De lá para cá, inúmeras cartas, fotografias, telefonemas foram trocados. Tornei-me confidente e escriba do meu parente querido. Dou forma ao seu pensamento. Chamou-me especial atenção sugestiva encomenda recebida pelos Correios. Era uma toalha cor-de-rosa que continha bordado o nome Miguel, empapuçada de perfume. Junto, um bilhete enternecedor estampando marcas de lábios de batom vermelho. Quem saberá decifrar tal simbologia?
Não me contive. Bati com os dentes sobre este romance ao médico e escritor José Expedito Rêgo, de saudosa memória. Este, para logo, remeteu-me um jocoso soneto intitulado “Velha assanhada”, cujos tercetos dizem assim: “Seu tio Miguel já teve / mais de mil namoradinhas / quando era novo e tesudo, / mas agora pega leve / e só encontra velhinhas / já desprovidas de tudo!”
Dançador infatigável. Mulherzeiro. Discreto. Certa feita perguntei-lhe como fazia para conciliar as atenções para com suas paqueras. Sem titubear, afirmou em tom de conselho: - “namore às claras que ninguém desconfia”. Pelo visto, se deu muito bem!
Agora, no esvair deste ano, a estimada tia Iolanda, professora inteligente, poeta (com livro a editar), esposa apaixonada, mãe generosa, me falou que iria escrever um cartão de Boas Festas para Osita, em nome do seu marido, transcrito a seguir: “Não importa o reencontro tardio, a notícia escassa, o abraço adiado, o gesto contido, o tempo breve, o limite do espaço, a conversa rara, raro o telefonema.

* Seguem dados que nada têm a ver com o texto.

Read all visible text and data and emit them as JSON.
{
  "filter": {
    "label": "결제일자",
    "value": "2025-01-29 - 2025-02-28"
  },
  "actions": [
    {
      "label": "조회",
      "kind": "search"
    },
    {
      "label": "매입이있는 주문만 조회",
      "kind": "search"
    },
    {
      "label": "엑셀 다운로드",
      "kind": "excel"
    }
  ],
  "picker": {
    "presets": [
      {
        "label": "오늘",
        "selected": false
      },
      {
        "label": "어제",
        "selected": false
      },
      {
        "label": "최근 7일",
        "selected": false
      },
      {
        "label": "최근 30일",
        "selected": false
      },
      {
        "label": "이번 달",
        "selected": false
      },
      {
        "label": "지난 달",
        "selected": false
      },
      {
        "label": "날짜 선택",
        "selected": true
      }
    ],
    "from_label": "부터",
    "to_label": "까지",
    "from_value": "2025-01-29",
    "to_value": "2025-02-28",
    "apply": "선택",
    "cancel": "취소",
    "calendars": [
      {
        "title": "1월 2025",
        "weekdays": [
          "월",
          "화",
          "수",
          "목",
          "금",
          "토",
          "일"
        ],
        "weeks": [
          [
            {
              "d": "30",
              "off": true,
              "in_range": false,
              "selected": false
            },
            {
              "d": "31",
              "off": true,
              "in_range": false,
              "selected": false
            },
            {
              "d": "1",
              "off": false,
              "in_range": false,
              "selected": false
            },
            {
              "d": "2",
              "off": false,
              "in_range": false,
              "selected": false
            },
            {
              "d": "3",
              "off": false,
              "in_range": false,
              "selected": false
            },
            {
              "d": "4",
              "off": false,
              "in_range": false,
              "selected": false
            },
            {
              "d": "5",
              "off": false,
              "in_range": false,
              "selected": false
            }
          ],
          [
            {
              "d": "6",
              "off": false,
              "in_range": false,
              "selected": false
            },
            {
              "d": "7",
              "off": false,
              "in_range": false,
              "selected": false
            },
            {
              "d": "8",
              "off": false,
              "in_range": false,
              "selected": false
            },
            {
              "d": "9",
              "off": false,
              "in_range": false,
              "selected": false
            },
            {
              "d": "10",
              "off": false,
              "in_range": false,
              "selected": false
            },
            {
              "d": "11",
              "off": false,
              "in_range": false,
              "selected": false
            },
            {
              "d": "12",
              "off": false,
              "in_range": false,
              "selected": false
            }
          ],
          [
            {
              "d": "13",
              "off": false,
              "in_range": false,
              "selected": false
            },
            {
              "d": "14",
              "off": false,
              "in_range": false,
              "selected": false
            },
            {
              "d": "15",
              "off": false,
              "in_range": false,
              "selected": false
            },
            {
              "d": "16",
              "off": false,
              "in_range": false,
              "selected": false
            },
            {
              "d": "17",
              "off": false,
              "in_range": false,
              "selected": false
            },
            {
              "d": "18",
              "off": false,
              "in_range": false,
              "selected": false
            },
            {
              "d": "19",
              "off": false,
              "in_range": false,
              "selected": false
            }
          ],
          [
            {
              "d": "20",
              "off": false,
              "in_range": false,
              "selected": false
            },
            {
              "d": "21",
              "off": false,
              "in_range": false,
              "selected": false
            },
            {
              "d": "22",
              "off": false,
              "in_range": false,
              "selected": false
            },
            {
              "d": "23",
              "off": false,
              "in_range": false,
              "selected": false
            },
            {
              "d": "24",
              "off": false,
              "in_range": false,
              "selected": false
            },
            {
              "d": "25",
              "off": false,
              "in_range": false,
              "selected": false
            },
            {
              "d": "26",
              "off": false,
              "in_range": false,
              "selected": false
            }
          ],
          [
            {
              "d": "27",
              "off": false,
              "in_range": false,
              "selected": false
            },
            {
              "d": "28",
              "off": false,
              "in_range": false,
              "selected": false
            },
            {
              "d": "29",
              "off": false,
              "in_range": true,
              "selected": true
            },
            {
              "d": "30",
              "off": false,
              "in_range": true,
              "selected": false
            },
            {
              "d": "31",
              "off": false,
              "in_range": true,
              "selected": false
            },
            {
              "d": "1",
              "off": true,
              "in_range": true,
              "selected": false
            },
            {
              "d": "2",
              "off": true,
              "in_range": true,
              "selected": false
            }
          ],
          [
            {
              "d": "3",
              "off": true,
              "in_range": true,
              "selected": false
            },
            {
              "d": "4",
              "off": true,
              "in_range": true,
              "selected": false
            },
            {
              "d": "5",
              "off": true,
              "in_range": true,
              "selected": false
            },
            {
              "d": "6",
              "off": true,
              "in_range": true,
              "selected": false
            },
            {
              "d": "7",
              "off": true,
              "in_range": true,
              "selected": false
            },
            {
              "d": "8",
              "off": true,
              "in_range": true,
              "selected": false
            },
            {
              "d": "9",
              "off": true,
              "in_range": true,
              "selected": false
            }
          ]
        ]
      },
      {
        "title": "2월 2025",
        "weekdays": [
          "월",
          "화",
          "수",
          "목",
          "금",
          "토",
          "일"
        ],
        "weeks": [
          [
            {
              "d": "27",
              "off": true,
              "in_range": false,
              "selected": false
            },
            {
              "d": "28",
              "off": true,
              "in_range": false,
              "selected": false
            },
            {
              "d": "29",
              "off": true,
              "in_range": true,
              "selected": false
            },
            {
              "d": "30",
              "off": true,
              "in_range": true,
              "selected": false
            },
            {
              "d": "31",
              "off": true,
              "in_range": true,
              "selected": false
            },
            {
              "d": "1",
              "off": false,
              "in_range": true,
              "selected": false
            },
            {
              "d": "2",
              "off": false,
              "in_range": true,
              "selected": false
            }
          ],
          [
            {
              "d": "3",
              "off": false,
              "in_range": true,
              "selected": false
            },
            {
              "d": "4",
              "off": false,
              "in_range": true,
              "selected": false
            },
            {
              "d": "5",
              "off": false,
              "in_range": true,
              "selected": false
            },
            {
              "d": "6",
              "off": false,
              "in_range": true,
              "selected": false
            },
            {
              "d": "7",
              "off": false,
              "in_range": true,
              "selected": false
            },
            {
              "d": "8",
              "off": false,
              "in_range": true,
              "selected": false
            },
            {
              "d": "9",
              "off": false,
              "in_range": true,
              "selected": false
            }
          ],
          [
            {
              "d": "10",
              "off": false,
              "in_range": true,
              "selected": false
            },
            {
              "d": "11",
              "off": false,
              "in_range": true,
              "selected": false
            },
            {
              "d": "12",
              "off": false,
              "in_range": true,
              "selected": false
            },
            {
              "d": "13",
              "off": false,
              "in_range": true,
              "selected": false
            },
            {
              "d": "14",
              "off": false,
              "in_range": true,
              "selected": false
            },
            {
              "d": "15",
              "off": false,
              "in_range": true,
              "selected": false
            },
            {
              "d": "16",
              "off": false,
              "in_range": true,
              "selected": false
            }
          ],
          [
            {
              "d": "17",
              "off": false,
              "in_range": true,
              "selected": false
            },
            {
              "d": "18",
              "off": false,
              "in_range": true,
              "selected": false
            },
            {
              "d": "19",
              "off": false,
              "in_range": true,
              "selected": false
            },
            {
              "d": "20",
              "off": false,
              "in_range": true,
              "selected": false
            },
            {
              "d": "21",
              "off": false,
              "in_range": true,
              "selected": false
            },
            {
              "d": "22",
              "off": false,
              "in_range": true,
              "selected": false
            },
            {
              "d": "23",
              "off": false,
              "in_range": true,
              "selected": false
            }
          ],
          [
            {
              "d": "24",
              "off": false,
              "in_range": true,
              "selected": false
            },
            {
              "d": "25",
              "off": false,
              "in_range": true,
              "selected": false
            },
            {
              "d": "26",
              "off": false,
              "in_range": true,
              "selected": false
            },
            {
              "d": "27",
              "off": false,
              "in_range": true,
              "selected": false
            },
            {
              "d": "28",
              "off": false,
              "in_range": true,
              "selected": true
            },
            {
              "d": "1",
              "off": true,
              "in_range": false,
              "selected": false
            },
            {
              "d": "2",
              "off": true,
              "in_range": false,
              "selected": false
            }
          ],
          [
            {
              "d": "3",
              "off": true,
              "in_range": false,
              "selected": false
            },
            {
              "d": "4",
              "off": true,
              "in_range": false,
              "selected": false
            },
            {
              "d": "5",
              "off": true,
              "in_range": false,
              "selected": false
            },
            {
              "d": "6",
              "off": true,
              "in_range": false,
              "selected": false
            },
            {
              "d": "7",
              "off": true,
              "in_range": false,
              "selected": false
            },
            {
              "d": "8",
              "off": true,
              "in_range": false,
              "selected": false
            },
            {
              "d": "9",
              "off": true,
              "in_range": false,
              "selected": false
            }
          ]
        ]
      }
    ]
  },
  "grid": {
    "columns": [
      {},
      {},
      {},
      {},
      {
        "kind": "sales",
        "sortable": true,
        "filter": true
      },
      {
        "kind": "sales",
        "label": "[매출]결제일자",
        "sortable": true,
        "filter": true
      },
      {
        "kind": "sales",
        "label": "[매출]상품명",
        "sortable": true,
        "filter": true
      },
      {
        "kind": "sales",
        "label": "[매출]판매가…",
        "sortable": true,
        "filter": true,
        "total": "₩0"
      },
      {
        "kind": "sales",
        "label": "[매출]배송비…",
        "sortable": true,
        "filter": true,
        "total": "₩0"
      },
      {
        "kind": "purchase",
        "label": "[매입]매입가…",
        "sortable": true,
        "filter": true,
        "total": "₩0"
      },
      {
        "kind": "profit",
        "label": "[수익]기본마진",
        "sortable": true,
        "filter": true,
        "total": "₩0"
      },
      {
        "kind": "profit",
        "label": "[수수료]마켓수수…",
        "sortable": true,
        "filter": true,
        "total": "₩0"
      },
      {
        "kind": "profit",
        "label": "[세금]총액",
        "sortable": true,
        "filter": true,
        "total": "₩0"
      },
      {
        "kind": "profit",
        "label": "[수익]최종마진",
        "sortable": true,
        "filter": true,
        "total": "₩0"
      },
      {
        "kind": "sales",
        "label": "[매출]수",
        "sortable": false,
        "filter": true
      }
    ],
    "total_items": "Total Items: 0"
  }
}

Renovando-se a cada dia, a amizade traz nos olhos enxutos a limpa sinceridade para desejar a você e aos seus, neste Natal e Ano Novo, toda a felicidade e paz do mundo. Abraços afetuosos do seu Miguel Reis”. Convenhamos, cuida-se de belo poema!
Atenção! A sentença de Carlos Drummond de Andrade é implacável: “Pobre de quem não aprendeu direito, / ai de quem nunca estará maduro para aprender, / triste de quem não merecia, / não merece namorar!”